The Next Benchmark Problem Is Agents
Training is only one side of the infrastructure story. NVIDIA also pointed this week to AgentPerf results from Artificial Analysis, a benchmark designed around agentic workloads rather than single-turn inference. The first published results use DeepSeek V4 Pro and measure how many concurrent agent tasks a system can support while meeting responsiveness and output-rate thresholds.
That workload behaves differently from a chatbot prompt. Coding agents read files, call tools, run commands, revise code, and carry expanding context across many model calls. AgentPerf simulates tool-call delays and CPU processing time so the accelerator results are tied to the model-serving part of the chain. NVIDIA says GB300 NVL72 ran up to 20 times more agents per megawatt than HGX H200 in the first round.

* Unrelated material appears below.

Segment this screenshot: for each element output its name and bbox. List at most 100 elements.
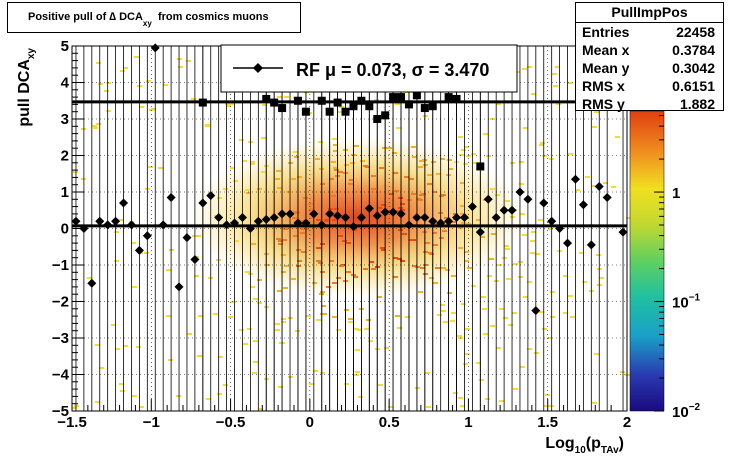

The timing is useful. AI infrastructure buyers are being asked to fund training clusters, inference fleets, private AI clouds, and agent platforms at the same time. MLPerf Training 6.0 and early agent benchmarks are not perfect proxies for any one company’s workload, but they push the conversation toward the right questions: how sparse models train, how rack-scale systems communicate, how cloud providers reproduce vendor performance, and how much useful AI work can be delivered per watt and per dollar.
That is the real takeaway from this benchmark round. The AI infrastructure race is no longer only about who has the fastest accelerator. It is about which full stack can keep increasingly irregular AI workloads moving without wasting the most expensive hardware in the data center.